A carpenter is constructing a right triangular brace for a wooden frame. One leg of the triangle is 3 centimeters...

1. TRANSLATE the problem information

• Given information:
  • Right triangular brace
  • One leg is 3 cm longer than the other leg
  • Area = 54 square cm
  • Need to find: length of longer leg

• Let \(\mathrm{x}\) = length of shorter leg (cm)
• Then \(\mathrm{x + 3}\) = length of longer leg (cm)

2. TRANSLATE the area relationship

• For a right triangle: \(\mathrm{Area = \frac{1}{2} \times base \times height}\)
• The two legs serve as base and height
• So: \(\mathrm{\frac{1}{2} \times x \times (x + 3) = 54}\)

3. SIMPLIFY to solve for x

• Multiply both sides by 2: \(\mathrm{x(x + 3) = 108}\)
• Expand: \(\mathrm{x^2 + 3x = 108}\)
• Rearrange: \(\mathrm{x^2 + 3x - 108 = 0}\)
• Factor: \(\mathrm{(x + 12)(x - 9) = 0}\)
• Solutions: \(\mathrm{x = -12}\) or \(\mathrm{x = 9}\)

4. APPLY CONSTRAINTS to select final answer

• Since length must be positive in real-world context: \(\mathrm{x = 9}\) cm
• Therefore, longer leg = \(\mathrm{x + 3 = 9 + 3 = 12}\) cm

Answer: C) 12

Why Students Usually Falter on This Problem

Most Common Error Path:

Weak TRANSLATE skill: Students struggle to set up the correct area equation, particularly with the relationship between the legs. They might write the area as \(\mathrm{\frac{1}{2} \times x \times 3}\) instead of \(\mathrm{\frac{1}{2} \times x \times (x + 3)}\), thinking the "3 cm longer" means one leg is just 3 cm rather than understanding it's a relative measurement.

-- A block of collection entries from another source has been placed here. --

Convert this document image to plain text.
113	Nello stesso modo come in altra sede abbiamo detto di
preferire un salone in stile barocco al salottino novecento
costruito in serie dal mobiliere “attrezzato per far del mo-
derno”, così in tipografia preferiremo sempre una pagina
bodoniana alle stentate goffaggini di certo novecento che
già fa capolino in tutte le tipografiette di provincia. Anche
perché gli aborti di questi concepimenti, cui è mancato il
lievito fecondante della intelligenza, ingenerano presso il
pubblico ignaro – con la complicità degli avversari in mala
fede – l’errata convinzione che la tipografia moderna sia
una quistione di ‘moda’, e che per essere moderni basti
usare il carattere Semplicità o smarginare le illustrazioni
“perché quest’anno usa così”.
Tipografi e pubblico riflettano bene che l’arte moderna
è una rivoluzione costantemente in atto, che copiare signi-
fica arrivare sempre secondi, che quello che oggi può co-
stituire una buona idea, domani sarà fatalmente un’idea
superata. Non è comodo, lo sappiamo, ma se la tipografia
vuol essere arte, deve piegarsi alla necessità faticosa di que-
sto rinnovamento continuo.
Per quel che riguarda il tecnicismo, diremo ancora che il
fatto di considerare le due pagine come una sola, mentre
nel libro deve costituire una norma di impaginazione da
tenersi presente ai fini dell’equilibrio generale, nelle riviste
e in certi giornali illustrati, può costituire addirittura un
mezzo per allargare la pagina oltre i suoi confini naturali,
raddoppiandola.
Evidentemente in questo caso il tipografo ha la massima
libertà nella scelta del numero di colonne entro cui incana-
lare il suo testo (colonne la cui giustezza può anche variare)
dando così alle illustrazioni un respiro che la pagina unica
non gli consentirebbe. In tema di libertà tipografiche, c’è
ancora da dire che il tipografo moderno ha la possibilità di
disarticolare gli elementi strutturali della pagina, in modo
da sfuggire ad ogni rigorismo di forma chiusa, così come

This leads them to solve \(\mathrm{\frac{1}{2} \times x \times 3 = 54}\), getting \(\mathrm{x = 36}\), and then adding 3 to get 39 cm. Since this isn't among the choices, this causes confusion and guessing.

Second Most Common Error:

Poor SIMPLIFY execution: Students correctly set up the quadratic equation but make errors in factoring \(\mathrm{x^2 + 3x - 108 = 0}\). They might factor incorrectly or use the quadratic formula but make arithmetic mistakes, leading to wrong values for x.

This may lead them to select Choice A (9) if they find \(\mathrm{x = 9}\) but forget to add 3 for the longer leg, or other incorrect choices based on their calculation errors.

The Bottom Line:

The key challenge is correctly translating the relative relationship between the legs into the area formula, then executing the algebraic solution without losing track of what the question is actually asking for (the longer leg, not the shorter one).